There had been CL utopian visions in the past:
- Cyrano de Bergerac, States and Empires of the Moon
(and the Sun) (1657)
- Voltaire, Candide (1759)
- Condorcet's "10th Epoch" (1794-5)
- Bastiat, "The Utopian" (1847); “Barataria”
- Herbert Spencer, “Political Prospects” (1876)
- Molinari, The Society of Tomorrow (1899)
- Henry Hazlitt, Time will run Back (1951)
- Ayn Rand, "Galt's Gulch" in Atlas Shrugged (1957)
And more recently:
- Robert Nozick's "A Framework for Utopia” (1974)
- Chandran Kukathas, “Liberal Archipelago” (2003)
“What we lack is a Liberal Utopia” - to win back the Zombies
“(S)o long as the people who over longer periods determine public opinion continue to be attracted by the ideals of socialism, the trend will continue. If we are to avoid such a development, we must be able to offer a new liberal program which appeals to the imagination. We must make the building of a free society once more an intellectual adventure, a deed of courage. What we lack is a liberal Utopia, a program which seems neither a mere defense of things as they are nor a diluted kind of socialism, but a truly liberal radicalism which does not spare the susceptibilities of the mighty (including the trade unions), which is not too severely practical, and which does not conﬁne itself to what appears today as politically possible. We need intellectual leaders who are willing to work for an ideal, however small may be the prospects of its early realization.
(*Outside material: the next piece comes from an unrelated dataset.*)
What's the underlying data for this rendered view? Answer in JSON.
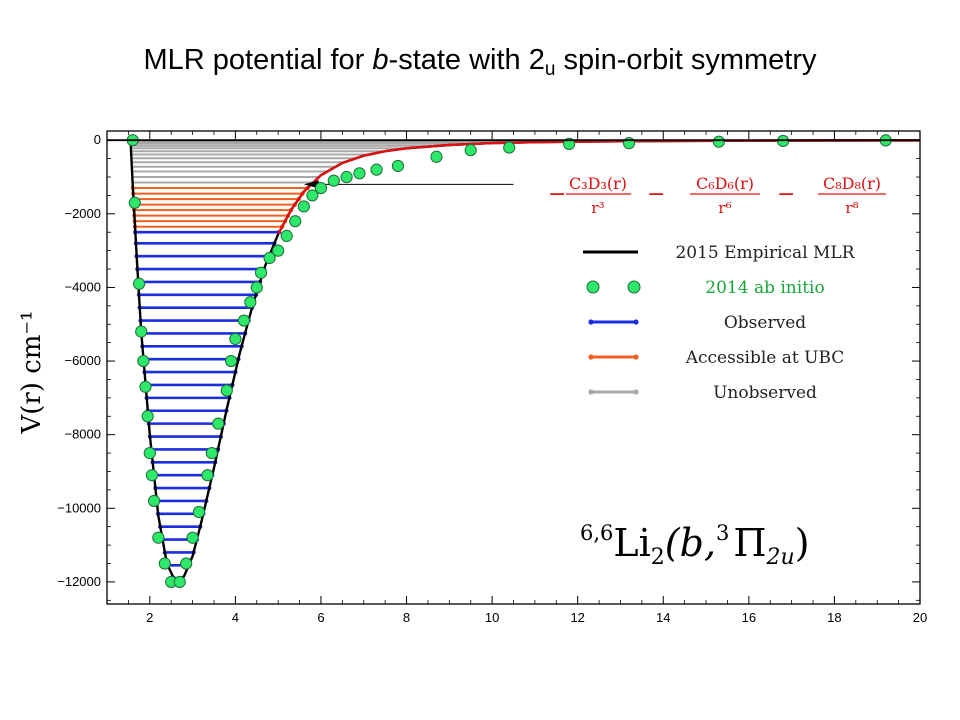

They must be men who are willing to stick to principles and to ﬁght for their full realization, however remote. The practical compromises they must leave to the politicians. Free trade and freedom of opportunity are ideals which still may arouse the imaginations of large numbers, but a mere "reasonable freedom of trade" or a mere "relaxation of controls" is neither intellectually respectable nor likely to inspire any enthusiasm.”
“We need the Courage to be Utopian”
“The main lesson which the true liberal must learn from the success of the socialists is that it was their courage to be Utopian which gained them the support of the intellectuals and therefore an inﬂuence on public opinion which is daily making possible what only recently seemed utterly remote. Those who have concerned themselves exclusively with what seemed practicable in the existing state of opinion have constantly found that even this had rapidly become politically impossible as the result of changes in a public opinion which they have done nothing to guide. Unless we can make the philosophic foundations of a free society once more a living intellectual issue, and its implementation a task which challenges the ingenuity and imagination of our liveliest minds, the prospects of freedom are indeed dark.
But if we can regain that belief in the power of ideas which was the mark of liberalism at its best, the battle is not lost. The intellectual revival of liberalism is already underway in many parts of the world. Will it be in time?”